Speaker
Description
As Moore’s Law comes to an end, domain-specific architectures (DSA) are considered the next direction for performance improvements in compute. Unfortunately, the development environment of DSAs falls short in comparison to that of general-purpose architectures (e.g., CPUs). The transition from general-purpose to DSA is hindered by the fact that software engineers lack the knowledge to transition to hardware design. Even if they do, the tool landscape from which they must choose is highly partitioned with multiple competing technologies for tasks such as simulation, verification, synthesis, etc.
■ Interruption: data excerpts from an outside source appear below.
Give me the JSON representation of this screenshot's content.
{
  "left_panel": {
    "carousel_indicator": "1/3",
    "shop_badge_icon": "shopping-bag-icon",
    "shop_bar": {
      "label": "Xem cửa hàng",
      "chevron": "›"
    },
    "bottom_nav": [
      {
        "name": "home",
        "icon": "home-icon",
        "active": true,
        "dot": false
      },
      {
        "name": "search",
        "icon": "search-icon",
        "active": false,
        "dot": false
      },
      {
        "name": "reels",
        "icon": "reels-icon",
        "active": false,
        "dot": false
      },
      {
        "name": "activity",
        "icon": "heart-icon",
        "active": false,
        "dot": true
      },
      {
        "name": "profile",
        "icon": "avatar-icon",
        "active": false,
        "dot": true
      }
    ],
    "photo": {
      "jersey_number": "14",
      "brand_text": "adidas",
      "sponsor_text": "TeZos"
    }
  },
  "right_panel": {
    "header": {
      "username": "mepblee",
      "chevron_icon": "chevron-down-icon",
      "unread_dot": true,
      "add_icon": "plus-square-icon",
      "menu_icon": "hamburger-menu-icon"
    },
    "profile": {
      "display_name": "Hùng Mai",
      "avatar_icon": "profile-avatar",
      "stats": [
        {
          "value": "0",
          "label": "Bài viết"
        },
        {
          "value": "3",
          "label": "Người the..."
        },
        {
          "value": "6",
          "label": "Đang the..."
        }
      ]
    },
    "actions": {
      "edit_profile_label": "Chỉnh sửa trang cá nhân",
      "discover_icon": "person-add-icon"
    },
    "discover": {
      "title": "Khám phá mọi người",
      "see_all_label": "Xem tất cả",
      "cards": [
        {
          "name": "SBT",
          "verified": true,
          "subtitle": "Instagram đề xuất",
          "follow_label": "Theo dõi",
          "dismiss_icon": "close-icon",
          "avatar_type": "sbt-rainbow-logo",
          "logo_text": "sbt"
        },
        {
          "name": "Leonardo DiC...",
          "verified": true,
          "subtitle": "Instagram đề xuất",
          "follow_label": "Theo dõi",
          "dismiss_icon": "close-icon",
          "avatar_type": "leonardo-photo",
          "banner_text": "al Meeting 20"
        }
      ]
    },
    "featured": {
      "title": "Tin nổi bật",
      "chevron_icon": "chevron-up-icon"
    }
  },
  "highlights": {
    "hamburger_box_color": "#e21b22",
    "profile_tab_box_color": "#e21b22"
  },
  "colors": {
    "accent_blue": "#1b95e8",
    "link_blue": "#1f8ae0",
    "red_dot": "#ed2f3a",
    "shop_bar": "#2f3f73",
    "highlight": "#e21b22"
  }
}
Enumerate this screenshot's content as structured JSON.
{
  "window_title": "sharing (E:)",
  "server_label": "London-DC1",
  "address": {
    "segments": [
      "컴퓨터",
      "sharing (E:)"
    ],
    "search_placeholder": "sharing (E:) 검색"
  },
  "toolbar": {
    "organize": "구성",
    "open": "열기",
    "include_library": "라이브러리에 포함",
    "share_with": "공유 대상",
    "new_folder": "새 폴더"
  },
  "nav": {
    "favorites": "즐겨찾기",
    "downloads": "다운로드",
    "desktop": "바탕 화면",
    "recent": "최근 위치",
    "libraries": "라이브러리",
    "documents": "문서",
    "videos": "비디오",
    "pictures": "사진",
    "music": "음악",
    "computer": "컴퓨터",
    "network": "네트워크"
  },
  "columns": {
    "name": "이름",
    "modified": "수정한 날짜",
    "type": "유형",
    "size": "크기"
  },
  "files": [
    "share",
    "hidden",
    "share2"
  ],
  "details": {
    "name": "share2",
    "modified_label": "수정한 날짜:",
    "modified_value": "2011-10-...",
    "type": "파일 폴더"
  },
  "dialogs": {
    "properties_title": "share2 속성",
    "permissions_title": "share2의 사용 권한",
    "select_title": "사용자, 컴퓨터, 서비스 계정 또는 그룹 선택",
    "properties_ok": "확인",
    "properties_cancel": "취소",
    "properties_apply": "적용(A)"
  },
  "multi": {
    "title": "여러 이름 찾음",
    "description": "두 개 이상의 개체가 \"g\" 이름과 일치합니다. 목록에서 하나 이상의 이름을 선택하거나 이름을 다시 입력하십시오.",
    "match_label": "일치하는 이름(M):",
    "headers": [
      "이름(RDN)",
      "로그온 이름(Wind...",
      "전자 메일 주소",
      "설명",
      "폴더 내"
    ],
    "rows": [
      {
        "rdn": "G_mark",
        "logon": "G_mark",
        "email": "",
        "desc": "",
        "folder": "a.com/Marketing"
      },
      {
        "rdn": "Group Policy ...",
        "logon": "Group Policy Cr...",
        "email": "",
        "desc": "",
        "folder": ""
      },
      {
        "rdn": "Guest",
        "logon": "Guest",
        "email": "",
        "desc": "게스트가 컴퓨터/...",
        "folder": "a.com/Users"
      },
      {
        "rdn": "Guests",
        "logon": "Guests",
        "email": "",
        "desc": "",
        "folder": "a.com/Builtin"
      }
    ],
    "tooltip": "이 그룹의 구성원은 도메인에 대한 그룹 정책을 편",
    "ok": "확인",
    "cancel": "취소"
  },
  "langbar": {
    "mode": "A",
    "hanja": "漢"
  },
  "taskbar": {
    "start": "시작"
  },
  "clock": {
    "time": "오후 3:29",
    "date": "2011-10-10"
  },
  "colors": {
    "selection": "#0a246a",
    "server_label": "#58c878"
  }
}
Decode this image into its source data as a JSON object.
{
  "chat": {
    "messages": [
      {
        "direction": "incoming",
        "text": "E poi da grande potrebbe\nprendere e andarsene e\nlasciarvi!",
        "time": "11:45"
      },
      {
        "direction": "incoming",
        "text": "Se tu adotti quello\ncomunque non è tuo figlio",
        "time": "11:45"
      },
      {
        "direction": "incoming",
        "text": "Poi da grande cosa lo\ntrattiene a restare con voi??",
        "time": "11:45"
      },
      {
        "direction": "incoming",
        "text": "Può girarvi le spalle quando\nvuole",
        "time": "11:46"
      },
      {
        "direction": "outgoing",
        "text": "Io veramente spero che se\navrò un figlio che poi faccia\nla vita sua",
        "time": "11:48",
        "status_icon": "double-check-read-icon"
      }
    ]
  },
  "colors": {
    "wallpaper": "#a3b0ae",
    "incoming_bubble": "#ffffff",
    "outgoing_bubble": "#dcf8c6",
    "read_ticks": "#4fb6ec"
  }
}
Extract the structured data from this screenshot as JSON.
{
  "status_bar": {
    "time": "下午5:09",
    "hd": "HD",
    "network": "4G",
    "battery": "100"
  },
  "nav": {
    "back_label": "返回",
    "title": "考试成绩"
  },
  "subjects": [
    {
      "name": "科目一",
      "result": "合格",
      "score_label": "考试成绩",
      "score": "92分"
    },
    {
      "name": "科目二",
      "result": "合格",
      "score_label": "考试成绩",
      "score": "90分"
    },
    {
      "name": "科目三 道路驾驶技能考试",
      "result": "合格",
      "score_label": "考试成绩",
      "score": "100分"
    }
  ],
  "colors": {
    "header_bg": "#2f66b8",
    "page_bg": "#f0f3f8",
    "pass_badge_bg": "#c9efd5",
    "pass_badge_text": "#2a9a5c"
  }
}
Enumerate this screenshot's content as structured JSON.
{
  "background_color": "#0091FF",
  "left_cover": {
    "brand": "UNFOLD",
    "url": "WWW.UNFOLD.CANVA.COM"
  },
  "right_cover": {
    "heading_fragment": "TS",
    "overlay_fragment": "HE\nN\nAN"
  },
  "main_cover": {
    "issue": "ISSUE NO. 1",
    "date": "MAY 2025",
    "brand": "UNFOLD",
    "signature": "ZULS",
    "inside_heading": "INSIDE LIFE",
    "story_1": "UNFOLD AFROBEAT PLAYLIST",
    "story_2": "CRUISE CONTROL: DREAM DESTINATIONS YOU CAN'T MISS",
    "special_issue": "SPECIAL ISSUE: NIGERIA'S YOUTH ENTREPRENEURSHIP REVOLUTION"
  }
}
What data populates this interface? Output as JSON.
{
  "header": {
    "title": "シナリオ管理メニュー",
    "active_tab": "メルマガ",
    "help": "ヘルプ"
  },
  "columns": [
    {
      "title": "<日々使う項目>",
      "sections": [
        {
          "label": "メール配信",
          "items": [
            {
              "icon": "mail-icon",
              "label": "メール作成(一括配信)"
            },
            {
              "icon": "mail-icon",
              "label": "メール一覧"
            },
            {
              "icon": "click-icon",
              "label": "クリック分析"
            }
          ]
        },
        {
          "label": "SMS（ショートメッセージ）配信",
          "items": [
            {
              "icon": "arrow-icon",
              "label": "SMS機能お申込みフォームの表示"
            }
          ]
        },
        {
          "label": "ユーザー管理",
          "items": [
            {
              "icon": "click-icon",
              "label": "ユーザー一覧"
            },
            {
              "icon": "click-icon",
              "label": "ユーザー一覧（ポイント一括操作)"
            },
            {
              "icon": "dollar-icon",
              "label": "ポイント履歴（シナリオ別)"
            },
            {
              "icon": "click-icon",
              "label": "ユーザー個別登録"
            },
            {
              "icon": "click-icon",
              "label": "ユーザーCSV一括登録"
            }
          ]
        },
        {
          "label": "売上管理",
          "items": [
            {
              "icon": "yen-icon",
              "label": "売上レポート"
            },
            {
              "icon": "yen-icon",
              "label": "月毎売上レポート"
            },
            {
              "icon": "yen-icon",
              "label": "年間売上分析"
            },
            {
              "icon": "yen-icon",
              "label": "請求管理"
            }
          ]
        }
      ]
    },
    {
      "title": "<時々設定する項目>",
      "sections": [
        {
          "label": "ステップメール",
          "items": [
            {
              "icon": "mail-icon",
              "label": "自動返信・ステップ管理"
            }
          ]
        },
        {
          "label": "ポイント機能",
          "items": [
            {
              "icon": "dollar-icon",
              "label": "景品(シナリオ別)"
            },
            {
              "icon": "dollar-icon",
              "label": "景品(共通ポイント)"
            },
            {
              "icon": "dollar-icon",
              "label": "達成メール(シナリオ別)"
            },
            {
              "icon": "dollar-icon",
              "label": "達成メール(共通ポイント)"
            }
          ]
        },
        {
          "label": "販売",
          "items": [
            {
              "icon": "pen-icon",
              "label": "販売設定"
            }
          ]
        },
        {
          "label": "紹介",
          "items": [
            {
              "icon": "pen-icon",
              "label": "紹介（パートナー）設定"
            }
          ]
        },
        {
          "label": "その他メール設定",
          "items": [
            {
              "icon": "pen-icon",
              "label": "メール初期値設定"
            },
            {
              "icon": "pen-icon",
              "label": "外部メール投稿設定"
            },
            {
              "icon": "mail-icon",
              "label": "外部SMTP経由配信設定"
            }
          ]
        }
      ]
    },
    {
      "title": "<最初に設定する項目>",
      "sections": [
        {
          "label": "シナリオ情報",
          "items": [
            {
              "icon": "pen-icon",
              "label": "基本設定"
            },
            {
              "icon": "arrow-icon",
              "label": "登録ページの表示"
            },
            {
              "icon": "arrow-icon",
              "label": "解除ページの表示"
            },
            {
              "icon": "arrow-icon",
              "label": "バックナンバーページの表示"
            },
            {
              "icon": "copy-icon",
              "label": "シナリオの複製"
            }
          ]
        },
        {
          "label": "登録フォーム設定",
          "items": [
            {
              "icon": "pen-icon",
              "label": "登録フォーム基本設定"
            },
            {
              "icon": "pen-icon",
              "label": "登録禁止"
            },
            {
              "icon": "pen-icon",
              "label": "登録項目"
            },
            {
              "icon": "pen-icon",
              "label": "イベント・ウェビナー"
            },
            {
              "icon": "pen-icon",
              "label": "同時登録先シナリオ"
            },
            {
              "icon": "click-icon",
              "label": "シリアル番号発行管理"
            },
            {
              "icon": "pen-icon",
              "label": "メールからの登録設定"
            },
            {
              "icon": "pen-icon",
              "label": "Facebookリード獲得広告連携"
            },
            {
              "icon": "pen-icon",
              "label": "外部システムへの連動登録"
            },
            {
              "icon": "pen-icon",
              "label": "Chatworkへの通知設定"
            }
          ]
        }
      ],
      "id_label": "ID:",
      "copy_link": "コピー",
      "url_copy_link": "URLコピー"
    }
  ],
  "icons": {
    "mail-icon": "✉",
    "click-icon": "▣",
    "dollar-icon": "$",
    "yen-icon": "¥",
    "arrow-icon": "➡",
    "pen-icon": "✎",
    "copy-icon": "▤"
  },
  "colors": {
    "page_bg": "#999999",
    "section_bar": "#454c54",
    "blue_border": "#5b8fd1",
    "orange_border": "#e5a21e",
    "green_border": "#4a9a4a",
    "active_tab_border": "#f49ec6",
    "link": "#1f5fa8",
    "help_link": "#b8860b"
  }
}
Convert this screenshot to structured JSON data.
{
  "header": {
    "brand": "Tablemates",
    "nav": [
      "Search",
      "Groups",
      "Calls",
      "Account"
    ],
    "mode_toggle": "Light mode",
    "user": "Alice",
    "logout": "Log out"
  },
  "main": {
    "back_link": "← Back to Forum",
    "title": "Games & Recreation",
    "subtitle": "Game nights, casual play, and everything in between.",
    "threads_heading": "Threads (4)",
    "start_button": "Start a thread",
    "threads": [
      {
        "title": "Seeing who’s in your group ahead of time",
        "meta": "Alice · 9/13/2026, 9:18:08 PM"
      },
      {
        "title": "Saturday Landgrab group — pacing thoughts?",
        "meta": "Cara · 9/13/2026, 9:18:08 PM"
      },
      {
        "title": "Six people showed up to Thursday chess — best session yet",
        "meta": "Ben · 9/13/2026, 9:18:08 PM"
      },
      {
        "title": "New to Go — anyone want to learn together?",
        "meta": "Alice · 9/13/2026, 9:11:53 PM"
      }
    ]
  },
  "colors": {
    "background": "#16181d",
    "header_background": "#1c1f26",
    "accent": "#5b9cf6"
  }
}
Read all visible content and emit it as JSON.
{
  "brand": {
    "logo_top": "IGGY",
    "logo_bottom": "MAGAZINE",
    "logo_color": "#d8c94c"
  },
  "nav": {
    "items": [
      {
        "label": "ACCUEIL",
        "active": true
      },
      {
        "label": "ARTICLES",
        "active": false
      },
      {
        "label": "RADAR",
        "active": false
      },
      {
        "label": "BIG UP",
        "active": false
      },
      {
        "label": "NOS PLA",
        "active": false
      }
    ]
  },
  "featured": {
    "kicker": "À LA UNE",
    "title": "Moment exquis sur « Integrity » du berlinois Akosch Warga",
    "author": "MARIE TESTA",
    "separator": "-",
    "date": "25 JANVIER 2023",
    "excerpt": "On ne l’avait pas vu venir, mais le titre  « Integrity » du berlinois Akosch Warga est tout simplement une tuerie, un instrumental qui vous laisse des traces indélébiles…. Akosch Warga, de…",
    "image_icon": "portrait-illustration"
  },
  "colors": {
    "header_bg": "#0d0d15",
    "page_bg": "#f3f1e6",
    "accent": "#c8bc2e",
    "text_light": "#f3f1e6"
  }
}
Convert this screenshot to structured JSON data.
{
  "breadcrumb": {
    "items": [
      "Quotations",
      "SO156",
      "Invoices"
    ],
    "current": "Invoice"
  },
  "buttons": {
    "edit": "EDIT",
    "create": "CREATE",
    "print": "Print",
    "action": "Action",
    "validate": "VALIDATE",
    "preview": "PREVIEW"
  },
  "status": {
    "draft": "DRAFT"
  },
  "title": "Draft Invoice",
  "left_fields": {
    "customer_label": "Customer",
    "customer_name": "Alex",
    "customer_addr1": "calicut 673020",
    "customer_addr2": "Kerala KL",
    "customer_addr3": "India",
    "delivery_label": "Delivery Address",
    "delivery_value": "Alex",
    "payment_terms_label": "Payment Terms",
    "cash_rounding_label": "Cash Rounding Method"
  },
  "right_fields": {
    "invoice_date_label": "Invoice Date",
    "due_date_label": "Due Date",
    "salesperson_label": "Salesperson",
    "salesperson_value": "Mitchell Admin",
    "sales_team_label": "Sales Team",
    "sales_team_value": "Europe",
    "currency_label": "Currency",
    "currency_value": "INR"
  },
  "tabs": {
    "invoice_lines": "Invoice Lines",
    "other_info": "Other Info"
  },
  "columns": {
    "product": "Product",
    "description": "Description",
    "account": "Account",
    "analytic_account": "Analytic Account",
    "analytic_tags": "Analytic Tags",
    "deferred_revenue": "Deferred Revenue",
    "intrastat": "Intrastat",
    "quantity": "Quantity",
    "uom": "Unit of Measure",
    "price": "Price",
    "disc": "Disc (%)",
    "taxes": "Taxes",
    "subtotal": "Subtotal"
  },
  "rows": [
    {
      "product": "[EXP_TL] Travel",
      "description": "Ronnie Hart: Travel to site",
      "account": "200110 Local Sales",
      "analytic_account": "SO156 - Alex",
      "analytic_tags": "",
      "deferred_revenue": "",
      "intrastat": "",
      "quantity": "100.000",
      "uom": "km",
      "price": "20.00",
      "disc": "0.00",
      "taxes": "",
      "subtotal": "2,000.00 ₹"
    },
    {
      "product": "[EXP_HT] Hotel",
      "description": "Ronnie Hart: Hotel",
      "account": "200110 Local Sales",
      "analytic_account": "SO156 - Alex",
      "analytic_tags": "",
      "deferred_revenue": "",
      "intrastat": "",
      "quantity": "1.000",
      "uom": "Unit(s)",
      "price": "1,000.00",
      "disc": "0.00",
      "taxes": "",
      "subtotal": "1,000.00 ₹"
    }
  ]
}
At CERN, not only software engineers are interested in hardware designs, but also physicists that must develop latency-critical triggers that filter interesting particle interactions or collisions. Such triggers can be implemented as machine learning (ML) models performing classification. To aid in this endeavour, hls4ml is an open-source project that unifies multiple high-level synthesis (HLS) toolkits and ML libraries. Internally, a ML library is chosen as the frontend, then it is translated into the hls4ml intermediate representation (IR), and finally is written as input for an HLS backend that synthesizes the result with the generated hardware description language.
Externally, it allows physicists or software engineers to directly translate their ML models to field-programmable gate array (FPGA) designs. Having multiple HLS toolkits acting as backends extends vendor compatibility while reducing the complexity of experimenting and finding the best suitable backend. By using hls4ml, most of the complexities of hardware design are abstracted away.
With this poster, we present the implementation of the XLS backend in the hls4ml project. XLS is an open source HLS toolkit from Google that is suitable for the hls4ml flow with no licensing requirement. XLS distinguishes itself by providing its domain specific language (DSL) called DSLX. Most HLS tools provide an extension of C/C++ as their frontend, which is criticised to be ill-suited for circuit design due to its Von Neumann architecture nature. DSLX claims to be a dataflow DSL based on Rust. In combination with the fact that it was built for hardware design, it is well-suited for both hardware and ML designs. This is seen by enforcing many good practices —already integrated in the hls4ml IR, such as per-layer bit precision inference—in the language itself. Another benefit is demonstrated by the ease of implementing other advanced features. Using ``procs’’, streaming convolutional layers and stateful LSTM cells can be implemented with reduced development time.
In our preliminary results, in the fully parallel setting with an initiation interval of one, we obtain two times fewer Look-Up Tables and three times latency improvement compared to the Vitis HLS backend. On top of the development benefits, we note the potential hardware efficiency benefits that could be achieved with this XLS backend.
We wish to highlight the main design decisions, the advantages and the difficulties when writing the XLS backend, while also comparing the synthesized results with already existent backends.